CHICAGO - Standard & Poor's dropped the Chicago Board of Education's general obligation bond rating two notches to BBB and put it on CreditWatch negative.

"The downgrade reflects our view of the board's structural imbalance, the severity of which was demonstrated when the board made its $619 million pension payment the to the Public School Teachers' Pension and Retirement Fund of Chicago on June 30, 2015, with money borrowed from lines of credit," said Standard & Poor's analyst John Kenward. The board had earlier paid $15 million to the pension fund.

"The downgrade also reflects our view of the many challenges facing the board to maintain adequate liquidity and eventually make budgetary changes to restore fiscal balance.

The CreditWatch action reflects our view that the board's credit quality could deteriorate if the fiscal 2016 budget does not present a credible plan to improve the board's fiscal imbalance," he added.

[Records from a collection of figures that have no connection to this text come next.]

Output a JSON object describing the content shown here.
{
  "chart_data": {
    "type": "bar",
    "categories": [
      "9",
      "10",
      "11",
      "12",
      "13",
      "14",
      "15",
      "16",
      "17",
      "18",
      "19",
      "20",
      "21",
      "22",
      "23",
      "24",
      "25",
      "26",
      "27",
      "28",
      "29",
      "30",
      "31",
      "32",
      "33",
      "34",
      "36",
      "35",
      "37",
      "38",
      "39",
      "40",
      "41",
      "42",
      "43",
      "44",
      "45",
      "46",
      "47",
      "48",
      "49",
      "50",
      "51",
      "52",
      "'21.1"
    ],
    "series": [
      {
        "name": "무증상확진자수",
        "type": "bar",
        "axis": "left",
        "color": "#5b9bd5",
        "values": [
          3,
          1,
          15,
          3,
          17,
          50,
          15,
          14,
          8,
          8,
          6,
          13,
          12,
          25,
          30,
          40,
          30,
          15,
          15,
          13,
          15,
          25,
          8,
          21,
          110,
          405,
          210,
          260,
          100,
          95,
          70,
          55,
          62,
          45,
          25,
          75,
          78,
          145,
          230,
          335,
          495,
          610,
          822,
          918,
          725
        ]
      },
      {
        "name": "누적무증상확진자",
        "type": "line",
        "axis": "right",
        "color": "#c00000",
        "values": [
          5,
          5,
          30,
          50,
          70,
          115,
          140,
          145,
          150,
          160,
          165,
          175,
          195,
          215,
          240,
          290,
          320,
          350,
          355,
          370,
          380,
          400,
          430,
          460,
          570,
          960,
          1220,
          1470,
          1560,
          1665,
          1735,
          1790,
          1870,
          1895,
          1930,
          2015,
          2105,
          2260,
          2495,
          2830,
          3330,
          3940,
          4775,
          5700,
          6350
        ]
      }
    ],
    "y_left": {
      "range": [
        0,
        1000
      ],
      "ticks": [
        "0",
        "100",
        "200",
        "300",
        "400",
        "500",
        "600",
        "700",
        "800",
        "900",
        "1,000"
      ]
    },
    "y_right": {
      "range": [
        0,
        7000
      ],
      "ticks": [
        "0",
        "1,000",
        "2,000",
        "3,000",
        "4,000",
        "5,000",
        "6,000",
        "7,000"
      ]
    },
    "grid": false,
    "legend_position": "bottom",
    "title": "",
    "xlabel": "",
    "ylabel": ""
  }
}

The board's $6 billion of GO debt previously was rated A-minus with a negative outlook by the rating agency.

The credit score is two notches above a speculative grade. Moody's Investors Service in May stripped the Chicago Public Schools of its investment grade rating, lowering it three notches into junk territory at Ba3 with a negative outlook.

Fitch Ratings assigns the Chicago schools its lowest investment grade rating of BBB-minus with a negative outlook; Kroll Bond Rating Agency assigns a BBB-plus rating with a stable outlook.

Standard & Poor's action caps a week during which Chicago Public Schools and its struggle to make a $634 million payment to its teachers pensions fund by a June 30 deadline played out on at city hall, at the state capitol, and in the media.

CPS tapped a new $200 million tax anticipation note-backed credit line with JPMorgan and announced $200 million in cuts late Tuesday to make the full payment. Chicago Mayor Rahm Emanuel and school leaders warned on Wednesday of the need for state action on how the district's pensions are funded to save it from even deeper cuts.

The district faces a $1.1 billion budget deficit driven by a nearly $700 million pension payment in fiscal 2016.

The school district on Wednesday asked its teachers' pension fund consider a $500 million loan allowing it to defer some of its fiscal 2016 payments into 2017. The district has $9.5 billion of unfunded retirement obligations.